Their anger was heightened by the fact that the cartoon was published on a day meant to commemorate the communities destroyed by the Nazis and their allies in the mid-20th century.
The Board of Deputies of British Jews, which represents the country’s roughly 265,000-strong Jewish community, said it had lodged a complaint with the U.K. press watchdog.
The board said in a statement that the depiction of a Jewish leader using blood for mortar “is shockingly reminiscent of the blood libel imagery more usually found in parts of the virulently anti-Semitic Arab press.”
Israel’s ambassador to Britain echoed the statement, while Knesset Speaker Reuven Rivlin wrote to his U.K. counterpart to express “extreme outrage.”
Murdoch’s News International, which publishes The Times, said Scarfe was not available for comment.
In a statement, the paper’s acting editor, Martin Ivens, said that insulting the memory of Holocaust victims or invoking blood libel was “the last thing I or anyone connected with The Sunday Times would countenance.”
“The paper has long written strongly in defense of Israel and its security concerns, as have I as a columnist,” Ivens said. “We are, however, reminded of the sensitivities in this area by the reaction to the cartoon, and I will of course bear them very carefully in mind in future.”
British political cartoons can be shocking to those used to tamer American drawings of donkeys and elephants slugging it out on Capitol Hill.
Distorted features, blood, and excrement are commonplace.
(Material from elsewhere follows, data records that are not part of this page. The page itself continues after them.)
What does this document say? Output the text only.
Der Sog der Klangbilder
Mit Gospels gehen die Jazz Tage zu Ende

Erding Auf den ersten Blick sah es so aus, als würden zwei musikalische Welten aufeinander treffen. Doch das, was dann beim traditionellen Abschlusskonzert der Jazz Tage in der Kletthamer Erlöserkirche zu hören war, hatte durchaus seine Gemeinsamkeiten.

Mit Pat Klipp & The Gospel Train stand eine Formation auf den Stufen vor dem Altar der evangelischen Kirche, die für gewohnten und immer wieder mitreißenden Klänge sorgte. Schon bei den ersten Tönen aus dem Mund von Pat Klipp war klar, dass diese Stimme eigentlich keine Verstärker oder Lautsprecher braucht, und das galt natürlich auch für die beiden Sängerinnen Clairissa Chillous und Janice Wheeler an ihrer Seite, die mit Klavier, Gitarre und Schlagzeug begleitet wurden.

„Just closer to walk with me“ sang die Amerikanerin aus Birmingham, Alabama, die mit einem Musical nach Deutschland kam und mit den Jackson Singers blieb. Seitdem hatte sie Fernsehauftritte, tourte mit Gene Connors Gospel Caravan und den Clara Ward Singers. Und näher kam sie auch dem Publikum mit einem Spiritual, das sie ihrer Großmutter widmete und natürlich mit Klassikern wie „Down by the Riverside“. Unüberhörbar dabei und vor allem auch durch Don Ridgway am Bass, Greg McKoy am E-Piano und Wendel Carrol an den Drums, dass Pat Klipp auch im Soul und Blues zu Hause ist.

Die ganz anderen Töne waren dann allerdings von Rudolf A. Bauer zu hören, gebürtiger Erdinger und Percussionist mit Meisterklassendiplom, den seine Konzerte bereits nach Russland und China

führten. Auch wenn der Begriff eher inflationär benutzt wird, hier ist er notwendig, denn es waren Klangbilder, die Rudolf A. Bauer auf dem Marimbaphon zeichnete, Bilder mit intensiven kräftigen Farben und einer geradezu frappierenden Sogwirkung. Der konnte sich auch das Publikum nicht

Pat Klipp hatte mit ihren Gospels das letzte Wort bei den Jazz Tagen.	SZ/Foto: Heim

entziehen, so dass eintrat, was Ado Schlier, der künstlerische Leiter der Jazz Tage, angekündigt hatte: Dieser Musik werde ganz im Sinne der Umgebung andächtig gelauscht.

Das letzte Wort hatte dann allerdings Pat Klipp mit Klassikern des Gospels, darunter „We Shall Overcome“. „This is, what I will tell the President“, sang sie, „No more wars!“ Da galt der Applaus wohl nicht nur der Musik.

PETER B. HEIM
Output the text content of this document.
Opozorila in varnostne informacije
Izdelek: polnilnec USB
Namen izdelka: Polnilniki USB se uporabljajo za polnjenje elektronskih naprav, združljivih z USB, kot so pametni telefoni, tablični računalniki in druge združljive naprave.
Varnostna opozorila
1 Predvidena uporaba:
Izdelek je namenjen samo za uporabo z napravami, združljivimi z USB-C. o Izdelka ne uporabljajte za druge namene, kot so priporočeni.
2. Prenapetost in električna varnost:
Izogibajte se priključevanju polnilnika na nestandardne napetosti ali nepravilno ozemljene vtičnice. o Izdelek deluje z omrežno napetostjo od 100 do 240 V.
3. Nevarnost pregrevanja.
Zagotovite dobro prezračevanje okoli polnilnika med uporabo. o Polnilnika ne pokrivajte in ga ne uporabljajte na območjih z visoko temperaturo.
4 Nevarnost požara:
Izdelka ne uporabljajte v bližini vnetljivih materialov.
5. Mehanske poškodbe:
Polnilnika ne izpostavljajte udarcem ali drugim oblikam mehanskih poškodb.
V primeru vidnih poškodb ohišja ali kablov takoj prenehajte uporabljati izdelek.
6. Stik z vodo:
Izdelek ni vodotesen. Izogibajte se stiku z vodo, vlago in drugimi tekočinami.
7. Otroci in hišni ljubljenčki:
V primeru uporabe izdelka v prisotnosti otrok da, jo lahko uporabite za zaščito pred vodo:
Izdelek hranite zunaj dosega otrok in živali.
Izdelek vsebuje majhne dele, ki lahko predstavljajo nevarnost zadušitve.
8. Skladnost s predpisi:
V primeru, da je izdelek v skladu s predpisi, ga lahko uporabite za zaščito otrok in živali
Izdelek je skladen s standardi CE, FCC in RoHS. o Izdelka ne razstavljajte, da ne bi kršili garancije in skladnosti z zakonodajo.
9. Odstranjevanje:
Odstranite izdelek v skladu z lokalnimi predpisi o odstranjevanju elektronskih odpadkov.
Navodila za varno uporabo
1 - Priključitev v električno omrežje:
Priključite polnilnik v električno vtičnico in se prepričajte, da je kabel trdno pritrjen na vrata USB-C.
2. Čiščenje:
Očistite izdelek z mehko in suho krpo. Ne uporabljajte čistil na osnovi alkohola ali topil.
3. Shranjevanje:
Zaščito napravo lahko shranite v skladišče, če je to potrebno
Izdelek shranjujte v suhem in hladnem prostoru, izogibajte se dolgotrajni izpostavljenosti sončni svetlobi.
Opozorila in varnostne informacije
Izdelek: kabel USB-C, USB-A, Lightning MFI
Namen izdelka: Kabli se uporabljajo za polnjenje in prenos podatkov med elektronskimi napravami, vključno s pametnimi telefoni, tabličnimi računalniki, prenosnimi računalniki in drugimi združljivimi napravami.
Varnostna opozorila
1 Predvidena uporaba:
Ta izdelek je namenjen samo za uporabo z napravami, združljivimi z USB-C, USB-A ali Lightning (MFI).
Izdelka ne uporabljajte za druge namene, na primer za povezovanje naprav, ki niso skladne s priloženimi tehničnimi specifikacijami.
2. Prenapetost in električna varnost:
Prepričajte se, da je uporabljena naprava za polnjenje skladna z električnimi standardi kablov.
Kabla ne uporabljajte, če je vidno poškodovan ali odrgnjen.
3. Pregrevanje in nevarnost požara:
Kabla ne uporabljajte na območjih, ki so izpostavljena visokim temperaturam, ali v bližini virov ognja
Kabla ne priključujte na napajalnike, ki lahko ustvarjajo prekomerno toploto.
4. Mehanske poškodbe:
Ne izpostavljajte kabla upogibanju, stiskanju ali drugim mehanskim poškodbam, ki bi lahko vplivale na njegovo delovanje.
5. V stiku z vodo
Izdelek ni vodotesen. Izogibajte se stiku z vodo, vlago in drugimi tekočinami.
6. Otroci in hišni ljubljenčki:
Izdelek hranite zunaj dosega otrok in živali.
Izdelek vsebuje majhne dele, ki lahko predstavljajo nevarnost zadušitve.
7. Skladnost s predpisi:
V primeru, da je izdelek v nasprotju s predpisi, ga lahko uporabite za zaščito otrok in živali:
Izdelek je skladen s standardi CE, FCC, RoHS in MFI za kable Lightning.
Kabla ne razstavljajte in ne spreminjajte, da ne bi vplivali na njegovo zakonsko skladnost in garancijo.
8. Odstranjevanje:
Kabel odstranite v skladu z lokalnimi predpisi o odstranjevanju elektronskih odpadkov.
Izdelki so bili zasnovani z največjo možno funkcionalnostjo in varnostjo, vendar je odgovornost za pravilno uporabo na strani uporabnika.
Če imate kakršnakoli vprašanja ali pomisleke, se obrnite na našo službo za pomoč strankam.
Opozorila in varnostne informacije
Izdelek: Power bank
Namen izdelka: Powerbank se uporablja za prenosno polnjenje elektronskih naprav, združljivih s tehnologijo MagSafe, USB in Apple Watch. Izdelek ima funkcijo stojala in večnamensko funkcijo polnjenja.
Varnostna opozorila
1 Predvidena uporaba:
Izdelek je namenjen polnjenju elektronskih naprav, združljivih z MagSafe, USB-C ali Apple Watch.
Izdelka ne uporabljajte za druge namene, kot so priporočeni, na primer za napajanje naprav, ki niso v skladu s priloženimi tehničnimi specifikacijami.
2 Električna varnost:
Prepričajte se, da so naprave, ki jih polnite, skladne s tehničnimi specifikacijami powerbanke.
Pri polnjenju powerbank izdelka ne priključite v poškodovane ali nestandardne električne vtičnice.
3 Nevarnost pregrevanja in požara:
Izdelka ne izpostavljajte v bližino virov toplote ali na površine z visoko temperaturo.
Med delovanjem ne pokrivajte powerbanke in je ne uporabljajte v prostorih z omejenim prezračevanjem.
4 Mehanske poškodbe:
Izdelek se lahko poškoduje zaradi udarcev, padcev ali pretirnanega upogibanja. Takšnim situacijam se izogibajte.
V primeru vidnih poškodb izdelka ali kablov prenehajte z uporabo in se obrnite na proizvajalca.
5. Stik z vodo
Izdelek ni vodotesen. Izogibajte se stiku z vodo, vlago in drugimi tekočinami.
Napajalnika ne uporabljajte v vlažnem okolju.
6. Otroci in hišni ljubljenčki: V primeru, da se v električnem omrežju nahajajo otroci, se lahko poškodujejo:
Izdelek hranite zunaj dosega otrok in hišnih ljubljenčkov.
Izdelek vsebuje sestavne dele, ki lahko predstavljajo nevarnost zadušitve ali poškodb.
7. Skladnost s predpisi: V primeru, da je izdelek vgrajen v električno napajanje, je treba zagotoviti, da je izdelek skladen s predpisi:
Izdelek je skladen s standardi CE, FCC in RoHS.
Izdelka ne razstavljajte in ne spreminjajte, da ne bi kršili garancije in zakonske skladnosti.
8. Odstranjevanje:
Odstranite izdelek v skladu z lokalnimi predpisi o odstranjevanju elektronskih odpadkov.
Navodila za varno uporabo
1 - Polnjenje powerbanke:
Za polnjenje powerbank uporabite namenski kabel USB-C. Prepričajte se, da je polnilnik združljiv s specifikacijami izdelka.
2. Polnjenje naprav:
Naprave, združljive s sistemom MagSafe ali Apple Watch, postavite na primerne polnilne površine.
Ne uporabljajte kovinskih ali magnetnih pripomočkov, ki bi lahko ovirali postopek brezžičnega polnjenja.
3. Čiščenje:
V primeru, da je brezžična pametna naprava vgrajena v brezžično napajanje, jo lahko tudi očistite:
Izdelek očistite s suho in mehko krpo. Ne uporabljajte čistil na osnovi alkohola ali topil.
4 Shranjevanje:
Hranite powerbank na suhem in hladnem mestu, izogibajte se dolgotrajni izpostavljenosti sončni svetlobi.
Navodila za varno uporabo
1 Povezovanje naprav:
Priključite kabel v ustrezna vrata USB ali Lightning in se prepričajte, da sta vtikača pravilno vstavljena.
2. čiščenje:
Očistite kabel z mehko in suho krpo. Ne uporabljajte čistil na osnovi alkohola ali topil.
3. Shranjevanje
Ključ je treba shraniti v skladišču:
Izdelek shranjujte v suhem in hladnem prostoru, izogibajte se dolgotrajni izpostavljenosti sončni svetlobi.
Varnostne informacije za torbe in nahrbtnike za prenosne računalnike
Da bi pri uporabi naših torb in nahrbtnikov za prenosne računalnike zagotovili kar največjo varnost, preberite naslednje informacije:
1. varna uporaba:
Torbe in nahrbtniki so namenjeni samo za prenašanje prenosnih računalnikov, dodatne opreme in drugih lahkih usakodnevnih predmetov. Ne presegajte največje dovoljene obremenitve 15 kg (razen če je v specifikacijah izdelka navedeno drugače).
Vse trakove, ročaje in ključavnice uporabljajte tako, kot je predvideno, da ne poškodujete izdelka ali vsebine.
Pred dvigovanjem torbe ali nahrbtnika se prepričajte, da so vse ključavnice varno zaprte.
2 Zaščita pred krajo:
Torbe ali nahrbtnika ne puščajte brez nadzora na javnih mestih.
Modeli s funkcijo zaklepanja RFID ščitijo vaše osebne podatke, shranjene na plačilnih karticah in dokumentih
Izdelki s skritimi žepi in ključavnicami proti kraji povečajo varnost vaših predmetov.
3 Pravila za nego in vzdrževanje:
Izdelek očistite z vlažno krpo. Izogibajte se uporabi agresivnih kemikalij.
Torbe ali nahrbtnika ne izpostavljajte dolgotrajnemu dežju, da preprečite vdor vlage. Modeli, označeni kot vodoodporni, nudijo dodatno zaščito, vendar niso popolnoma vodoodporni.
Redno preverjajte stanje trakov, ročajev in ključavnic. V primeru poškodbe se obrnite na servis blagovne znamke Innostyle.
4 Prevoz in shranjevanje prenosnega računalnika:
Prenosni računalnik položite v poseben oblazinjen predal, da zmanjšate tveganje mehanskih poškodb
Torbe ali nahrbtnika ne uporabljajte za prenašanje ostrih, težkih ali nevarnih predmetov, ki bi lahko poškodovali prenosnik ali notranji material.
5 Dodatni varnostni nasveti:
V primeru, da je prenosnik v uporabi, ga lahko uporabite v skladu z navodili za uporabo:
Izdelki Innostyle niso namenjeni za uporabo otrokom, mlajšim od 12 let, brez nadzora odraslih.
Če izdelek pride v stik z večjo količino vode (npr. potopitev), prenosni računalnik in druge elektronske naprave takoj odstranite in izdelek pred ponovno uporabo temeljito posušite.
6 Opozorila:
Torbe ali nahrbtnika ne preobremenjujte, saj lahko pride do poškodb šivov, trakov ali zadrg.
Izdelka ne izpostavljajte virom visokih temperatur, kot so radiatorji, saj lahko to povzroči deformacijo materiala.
Former Prime Minister Tony Blair, a once-popular leader whose reputation was badly damaged by his decision to support the U.S. invasion of Iraq, was often depicted with ghoulish features, sharpened fangs, or with his hands or mouth drenched in gore.
Scarfe, whose career with The Sunday Times stretches back to the 1960s, often makes use of blood in his cartoons.
In fact, his website is splashed with blood. In a recent cartoon of Syrian President Bashar al-Assad, he depicted Assad as a green, wraith-like creature drinking greedily from an oversized cup labeled “Children’s Blood.”